Rudy suppressed the sudden upwelling of irritation. He wanted say, You’re describing the size of the issue? To me? Who the hell do you think you’re talking to? If I didn’t dumb down the financials into one-page idiot sheets, Fitch wouldn’t have any idea how big the turd is to begin with. And if I didn’t get on a plane to come straighten out the mess created when Augustine ignored my advice two months ago to leave the sale in Q1 as risk avoidance, you would all be standing in front of the fan when the turd hit. We’d be FUCKED on our sixty percent. We probably are anyway.
He didn’t say that. He said—
“I understand the size of the issue, Joe. I just have a thing going on here. It’s hard to explain.”
“Tell you what will be hard to explain. Missing bonus. That will be hard to explain.”
To this Rudy made no reply.
“You pull this rabbit out of your hat,” he heard Joe say. “And I could be taking orders from you in a few months.”
Joe wasn’t stupid. His encouragement served a dual purpose. Stroke Rudy now for a solution. Cover himself later as a supporter when Rudy made the leap. In his position, Rudy would hedge his bet in exactly the same manner.
“We can work tomorrow,” Joe went on, “and have something to present tomorrow night.” “I swear to God,” Rudy said, almost under his breath. “Sometimes I don’t know why I do this shit.”
“I know why you do it. You love being the hero. We wrap you in chains, lock you in a trunk and dump you in the river. Three minutes later you’re standing behind us smoking a cigar. The Great Rudini. A natural. A monster. A born killer. And on top of it, we hand you a big stack of cash.”
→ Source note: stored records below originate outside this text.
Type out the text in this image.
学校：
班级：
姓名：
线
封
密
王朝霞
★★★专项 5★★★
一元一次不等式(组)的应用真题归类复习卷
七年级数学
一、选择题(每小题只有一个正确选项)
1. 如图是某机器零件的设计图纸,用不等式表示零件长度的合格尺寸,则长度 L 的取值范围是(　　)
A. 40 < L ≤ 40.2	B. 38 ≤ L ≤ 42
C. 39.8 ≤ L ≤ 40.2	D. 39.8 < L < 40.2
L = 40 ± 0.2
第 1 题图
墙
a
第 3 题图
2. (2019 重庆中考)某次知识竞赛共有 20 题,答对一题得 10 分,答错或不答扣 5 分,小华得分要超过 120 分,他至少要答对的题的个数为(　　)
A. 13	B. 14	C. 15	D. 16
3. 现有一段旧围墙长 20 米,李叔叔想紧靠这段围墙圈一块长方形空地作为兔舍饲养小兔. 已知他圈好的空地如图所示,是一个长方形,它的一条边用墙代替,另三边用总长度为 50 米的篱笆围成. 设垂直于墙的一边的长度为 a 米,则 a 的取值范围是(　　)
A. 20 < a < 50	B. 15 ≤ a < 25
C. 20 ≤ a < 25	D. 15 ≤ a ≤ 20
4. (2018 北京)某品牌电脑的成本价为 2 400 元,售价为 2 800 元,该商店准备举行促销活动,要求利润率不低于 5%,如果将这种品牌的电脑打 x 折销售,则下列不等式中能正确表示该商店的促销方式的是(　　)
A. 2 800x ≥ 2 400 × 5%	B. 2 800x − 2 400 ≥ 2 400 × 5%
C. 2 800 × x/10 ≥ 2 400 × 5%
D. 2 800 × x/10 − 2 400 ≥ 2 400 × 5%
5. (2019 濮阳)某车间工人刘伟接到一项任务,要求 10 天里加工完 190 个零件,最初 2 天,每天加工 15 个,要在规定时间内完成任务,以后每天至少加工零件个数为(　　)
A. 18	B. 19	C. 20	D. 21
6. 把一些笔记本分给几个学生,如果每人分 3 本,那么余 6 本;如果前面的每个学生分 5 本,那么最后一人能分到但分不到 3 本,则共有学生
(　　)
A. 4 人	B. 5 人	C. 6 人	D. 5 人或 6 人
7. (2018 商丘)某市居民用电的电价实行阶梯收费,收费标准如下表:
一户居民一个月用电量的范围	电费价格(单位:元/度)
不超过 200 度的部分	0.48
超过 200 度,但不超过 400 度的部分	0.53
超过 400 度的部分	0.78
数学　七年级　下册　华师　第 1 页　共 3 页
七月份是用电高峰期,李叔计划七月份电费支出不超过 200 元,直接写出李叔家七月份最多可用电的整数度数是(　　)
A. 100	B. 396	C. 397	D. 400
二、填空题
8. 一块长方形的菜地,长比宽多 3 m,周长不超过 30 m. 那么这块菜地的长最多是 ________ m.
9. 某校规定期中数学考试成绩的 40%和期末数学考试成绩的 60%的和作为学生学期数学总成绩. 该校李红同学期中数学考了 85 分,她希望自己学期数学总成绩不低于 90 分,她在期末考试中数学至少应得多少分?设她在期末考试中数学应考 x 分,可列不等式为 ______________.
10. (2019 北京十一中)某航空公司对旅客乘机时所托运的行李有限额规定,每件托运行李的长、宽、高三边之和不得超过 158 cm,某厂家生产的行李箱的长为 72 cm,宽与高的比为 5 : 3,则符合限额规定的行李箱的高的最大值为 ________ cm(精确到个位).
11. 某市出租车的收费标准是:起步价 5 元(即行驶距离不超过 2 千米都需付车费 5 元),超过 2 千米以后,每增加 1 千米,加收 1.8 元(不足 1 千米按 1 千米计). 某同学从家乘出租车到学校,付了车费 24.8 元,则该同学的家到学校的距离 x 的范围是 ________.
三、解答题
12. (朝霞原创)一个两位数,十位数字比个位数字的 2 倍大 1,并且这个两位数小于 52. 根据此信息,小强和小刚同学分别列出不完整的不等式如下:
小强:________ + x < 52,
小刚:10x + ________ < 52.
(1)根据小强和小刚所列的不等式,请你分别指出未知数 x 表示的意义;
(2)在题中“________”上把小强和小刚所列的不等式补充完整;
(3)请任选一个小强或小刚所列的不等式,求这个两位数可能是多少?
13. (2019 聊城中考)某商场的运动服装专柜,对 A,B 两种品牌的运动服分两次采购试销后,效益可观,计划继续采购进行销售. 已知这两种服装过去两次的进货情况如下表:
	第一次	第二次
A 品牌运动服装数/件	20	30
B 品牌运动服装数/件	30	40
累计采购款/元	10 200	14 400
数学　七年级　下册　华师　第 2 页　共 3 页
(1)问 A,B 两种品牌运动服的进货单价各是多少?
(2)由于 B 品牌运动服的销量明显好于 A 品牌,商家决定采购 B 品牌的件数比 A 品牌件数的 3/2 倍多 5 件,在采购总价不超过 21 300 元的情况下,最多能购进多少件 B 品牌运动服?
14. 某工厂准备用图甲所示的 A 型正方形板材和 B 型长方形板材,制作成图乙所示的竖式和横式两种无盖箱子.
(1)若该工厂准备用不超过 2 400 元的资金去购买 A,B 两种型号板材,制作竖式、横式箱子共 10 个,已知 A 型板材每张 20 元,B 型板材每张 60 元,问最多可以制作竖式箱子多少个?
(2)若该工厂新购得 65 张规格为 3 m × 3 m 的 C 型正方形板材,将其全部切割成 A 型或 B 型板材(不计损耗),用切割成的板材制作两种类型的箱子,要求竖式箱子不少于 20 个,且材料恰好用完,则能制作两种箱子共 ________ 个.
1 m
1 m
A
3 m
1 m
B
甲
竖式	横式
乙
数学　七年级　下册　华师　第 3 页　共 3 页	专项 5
Rudy pulled the phone away from his ear to see the time. He needed to get rid of Joe. He hadn’t just waited twenty-five years to stand on this beach. He’d waited twenty-four years, three hundred sixty-four days, twenty-three hours and fifty-four minutes. In six minutes it would be precisely twenty-five years. The Timex watch in his pocket testified to it. Nothing could be allowed to interfere. Not even this.
“I’ll be on the first plane in the morning,” Rudy said.
“Not tonight?”
“You know, it seems like just this morning that I delivered a billion dollars to the bottom line.”
“This morning was a long time ago. And the jammers make the insurance win a moot point.”
Rudy tapped the screen to disconnect the call, dropped the phone into his shirt pocket and checked the sky. Full sun had swept away the rain clouds, drying the beach as if it had never been wet. He took a knee, resting a hand on the bronze urn he’d corkscrewed into the sand. The 210 cubic inch capacity of the vessel matched exactly with the 210 pounds of the person reduced to ashes inside it. His father in a nutshell. He’d waited half his life for the math to be so perfect. Nothing would spoil it now.